Lamang tapai merupakan salah
satu kuliner khas dari Sumatera Barat yang menyimpan nilai budaya yang kuat
dalam kehidupan masyarakat Minangkabau. Hidangan ini kerap hadir dalam berbagai
momen penting, terutama saat Hari Raya Idul Fitri, menjadikannya simbol
kebersamaan dan rasa syukur setelah menjalani bulan Ramadan.
Secara sederhana, lamang tapai
terdiri dari dua bahan utama, yaitu lamang dan tapai. Lamang, atau yang juga
dikenal sebagai lamang, dibuat dari beras ketan yang dimasak bersama santan di dalam
bambu. Proses memasaknya cukup unik, bambu yang
telah diisi campuran ketan dan santan dipanggang di atas api selama tiga hingga
empat jam hingga matang sempurna. Teknik memasak tradisional ini memberikan
aroma khas yang tidak dapat ditemukan pada metode memasak modern.
Sementara itu, tapai merupakan
pelengkap yang tidak kalah penting. Tapai biasanya dibuat dari ketan hitam yang
difermentasi, sehingga menghasilkan rasa manis dengan sedikit sentuhan asam.

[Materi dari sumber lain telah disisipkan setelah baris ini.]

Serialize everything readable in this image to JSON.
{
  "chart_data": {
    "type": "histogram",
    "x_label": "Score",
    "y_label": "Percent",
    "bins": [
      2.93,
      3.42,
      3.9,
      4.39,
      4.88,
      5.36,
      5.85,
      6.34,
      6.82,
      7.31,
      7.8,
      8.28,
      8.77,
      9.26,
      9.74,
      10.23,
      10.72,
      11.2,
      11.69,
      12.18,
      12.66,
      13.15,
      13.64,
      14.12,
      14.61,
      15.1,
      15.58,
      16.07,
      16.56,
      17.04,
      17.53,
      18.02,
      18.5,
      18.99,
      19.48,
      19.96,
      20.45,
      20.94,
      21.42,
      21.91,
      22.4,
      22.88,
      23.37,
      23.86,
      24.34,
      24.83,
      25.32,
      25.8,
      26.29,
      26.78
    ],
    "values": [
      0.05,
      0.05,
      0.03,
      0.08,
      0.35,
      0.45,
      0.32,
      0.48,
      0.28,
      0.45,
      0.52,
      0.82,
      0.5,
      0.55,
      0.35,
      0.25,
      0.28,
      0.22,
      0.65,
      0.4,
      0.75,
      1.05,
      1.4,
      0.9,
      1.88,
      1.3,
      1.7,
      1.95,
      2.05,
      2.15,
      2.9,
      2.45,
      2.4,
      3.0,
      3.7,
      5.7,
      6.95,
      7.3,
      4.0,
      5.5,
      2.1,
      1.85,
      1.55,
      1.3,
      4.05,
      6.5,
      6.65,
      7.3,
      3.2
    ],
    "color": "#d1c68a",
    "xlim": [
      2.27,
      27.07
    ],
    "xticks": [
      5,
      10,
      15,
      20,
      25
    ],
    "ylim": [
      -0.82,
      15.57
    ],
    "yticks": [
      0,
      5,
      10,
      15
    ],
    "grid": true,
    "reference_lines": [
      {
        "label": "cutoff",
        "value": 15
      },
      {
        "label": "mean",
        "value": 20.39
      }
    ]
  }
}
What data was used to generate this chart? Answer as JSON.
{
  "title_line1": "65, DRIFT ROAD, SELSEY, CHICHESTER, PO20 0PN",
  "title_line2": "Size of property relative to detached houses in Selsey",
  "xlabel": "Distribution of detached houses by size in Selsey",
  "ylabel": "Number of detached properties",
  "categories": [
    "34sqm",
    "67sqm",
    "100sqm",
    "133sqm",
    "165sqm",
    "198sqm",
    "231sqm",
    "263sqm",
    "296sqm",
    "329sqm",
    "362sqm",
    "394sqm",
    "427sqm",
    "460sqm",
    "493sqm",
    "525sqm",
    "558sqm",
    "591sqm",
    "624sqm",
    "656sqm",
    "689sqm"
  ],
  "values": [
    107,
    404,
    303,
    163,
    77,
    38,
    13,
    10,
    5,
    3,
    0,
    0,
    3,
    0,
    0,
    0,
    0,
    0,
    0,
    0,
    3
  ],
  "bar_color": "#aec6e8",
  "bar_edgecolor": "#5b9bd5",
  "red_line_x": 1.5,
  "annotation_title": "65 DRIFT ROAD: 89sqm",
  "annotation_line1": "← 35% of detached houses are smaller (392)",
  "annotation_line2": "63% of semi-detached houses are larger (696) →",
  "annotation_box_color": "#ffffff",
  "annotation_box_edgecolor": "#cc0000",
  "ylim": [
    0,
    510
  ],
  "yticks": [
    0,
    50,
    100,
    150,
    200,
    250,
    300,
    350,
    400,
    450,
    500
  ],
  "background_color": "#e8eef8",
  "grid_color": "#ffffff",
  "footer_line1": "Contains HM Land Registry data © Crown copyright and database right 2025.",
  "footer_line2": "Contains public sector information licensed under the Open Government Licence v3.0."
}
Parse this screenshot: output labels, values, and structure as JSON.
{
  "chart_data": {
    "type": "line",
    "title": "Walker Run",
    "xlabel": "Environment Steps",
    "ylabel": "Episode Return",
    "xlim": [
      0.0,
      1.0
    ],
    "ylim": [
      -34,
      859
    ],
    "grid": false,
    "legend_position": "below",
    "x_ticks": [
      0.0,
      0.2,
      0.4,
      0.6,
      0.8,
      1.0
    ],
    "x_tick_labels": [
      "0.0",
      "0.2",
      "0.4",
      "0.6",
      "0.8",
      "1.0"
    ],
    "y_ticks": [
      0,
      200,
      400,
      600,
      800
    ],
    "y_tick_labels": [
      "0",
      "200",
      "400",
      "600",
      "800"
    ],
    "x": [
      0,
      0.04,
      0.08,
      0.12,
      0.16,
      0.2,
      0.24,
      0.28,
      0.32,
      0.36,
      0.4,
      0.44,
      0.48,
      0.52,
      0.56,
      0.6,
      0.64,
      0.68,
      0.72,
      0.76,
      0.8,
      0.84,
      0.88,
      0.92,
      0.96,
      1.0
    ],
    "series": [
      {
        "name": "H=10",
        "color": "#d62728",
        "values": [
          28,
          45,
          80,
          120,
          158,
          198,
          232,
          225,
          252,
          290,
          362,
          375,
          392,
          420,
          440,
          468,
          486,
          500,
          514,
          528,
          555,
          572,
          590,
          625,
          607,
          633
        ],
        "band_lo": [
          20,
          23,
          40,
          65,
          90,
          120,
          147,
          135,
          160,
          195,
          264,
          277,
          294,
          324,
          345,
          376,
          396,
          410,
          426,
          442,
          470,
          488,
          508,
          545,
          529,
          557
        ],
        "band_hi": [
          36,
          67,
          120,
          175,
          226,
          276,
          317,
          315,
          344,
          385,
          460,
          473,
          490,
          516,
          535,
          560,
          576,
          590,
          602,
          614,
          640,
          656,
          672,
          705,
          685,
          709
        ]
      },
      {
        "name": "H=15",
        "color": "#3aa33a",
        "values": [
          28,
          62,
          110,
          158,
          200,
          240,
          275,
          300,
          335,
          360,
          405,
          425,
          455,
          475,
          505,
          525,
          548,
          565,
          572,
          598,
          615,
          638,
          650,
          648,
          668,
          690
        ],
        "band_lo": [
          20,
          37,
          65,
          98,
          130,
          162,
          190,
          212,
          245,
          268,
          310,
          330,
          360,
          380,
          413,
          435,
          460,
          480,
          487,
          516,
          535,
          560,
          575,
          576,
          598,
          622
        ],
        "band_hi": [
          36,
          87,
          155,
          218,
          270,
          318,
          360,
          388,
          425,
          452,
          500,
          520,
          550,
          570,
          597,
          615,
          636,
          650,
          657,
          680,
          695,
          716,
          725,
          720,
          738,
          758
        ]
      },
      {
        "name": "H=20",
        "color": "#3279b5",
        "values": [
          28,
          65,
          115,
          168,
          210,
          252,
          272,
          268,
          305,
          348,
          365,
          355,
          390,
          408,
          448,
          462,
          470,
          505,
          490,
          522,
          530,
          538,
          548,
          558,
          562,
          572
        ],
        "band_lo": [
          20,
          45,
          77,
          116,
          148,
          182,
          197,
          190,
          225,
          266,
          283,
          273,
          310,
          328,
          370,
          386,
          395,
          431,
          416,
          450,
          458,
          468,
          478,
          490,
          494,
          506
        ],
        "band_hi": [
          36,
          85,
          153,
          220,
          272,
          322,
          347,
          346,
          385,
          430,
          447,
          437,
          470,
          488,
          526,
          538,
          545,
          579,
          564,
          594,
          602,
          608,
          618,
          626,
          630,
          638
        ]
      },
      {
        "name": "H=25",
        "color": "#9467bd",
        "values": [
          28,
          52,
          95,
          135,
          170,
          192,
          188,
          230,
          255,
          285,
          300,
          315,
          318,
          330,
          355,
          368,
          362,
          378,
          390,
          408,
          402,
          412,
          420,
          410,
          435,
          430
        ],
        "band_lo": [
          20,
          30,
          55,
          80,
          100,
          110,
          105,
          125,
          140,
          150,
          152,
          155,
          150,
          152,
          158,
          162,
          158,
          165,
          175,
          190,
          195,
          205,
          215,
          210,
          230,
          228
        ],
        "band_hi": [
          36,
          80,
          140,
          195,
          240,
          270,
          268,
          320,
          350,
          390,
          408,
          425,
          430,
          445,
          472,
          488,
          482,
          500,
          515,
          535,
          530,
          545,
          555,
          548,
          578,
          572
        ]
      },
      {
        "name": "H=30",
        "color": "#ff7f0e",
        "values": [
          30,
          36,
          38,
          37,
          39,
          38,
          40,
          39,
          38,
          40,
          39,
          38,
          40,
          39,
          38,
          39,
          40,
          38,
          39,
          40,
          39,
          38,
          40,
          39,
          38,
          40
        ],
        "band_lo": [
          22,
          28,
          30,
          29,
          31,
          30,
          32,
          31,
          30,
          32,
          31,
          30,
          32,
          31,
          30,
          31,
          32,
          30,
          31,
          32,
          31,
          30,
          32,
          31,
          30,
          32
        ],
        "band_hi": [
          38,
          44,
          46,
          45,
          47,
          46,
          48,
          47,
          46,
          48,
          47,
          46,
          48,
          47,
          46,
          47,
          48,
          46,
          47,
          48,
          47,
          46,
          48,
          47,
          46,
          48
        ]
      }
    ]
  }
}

Perpaduan antara gurihnya lamang dan manis-asamnya tapai menciptakan sensasi
rasa yang khas dan seimbang.
Namun, lamang tapai bukan
sekadar makanan biasa. Dalam budaya Minangkabau, hidangan ini memiliki makna
simbolis yang erat kaitannya dengan hubungan keluarga. Salah satu tradisi yang
masih dikenal hingga kini adalah kebiasaan menantu perempuan membawa lamang
tapai saat berkunjung ke rumah mertua. Kebiasaan ini bukan hanya sekadar
memberi oleh-oleh, tetapi juga menjadi bentuk komunikasi tidak langsung
mengenai kehidupan rumah tangga yang dijalani.
Melalui lamang tapai yang
disajikan, pihak keluarga mertua dapat “membaca” bagaimana keharmonisan rumah
tangga sang menantu. Kualitas rasa dan cara penyajian menjadi simbol yang
mencerminkan keterampilan serta perhatian seorang istri dalam mengelola
kehidupan keluarga. Tradisi ini menunjukkan bagaimana makanan dapat menjadi
media bersosial yang halus namun penuh makna dalam struktur adat Minangkabau.
Selain dalam lingkup keluarga,
lamang tapai juga memiliki fungsi sosial yang luas. Hidangan ini sering dibawa
sebagai buah tangan dalam berbagai kunjungan, seperti menjenguk orang tua atau
kerabat, hingga dalam prosesi adat seperti manjapuik marapulai (menjemput pengantin pria). Kehadiran lamang tapai dalam berbagai
kesempatan ini mencerminkan nilai-nilai kebersamaan, penghormatan, dan
kehangatan yang dijunjung tinggi dalam masyarakat Minangkabau.
Masyarakat Minang sering
mengibaratkan lamang yang gurih dan kokoh sebagai simbol laki-laki, sementara
tapai yang manis-asam dan lembut mewakili perempuan. Keduanya harus hadir
bersama agar sempurna, sebagaimana pasangan suami-istri yang saling melengkapi
dalam rumah tangga. Simbol ini menegaskan bahwa keharmonisan hanya tercapai
ketika perbedaan saling melengkapi, bukan saling menyingkirkan.
Seiring berjalannya waktu,
lamang tapai juga mulai bertransformasi menjadi bagian dari industri kuliner
modern. Banyak pelaku usaha di Sumatera Barat yang mengembangkan hidangan ini
menjadi produk wisata kuliner dengan tampilan dan kemasan yang lebih menarik.
Inovasi dilakukan dengan menghadirkan berbagai varian rasa serta teknik
pengemasan yang lebih praktis tanpa menghilangkan cita rasa tradisionalnya.
Upaya ini tidak hanya bertujuan untuk menarik minat
generasi muda, tetapi juga untuk memperkenalkan lamang tapai kepada wisatawan,
baik domestik maupun mancanegara. Dengan demikian, lamang tapai tidak hanya
bertahan sebagai warisan budaya, tetapi juga berkembang sebagai peluang ekonomi
yang menjanjikan bagi masyarakat lokal.
Pada akhirnya, lamang tapai bukan sekadar hidangan biasa. Ia
adalah identitas budaya, nilai kekeluargaan, serta kearifan lokal yang terus
hidup dan diwariskan dari generasi ke generasi. Di tengah arus modernisasi,
keberadaan lamang tapai menjadi pengingat bahwa tradisi dan cita rasa lokal
tetap memiliki tempat istimewa di hati masyarakat.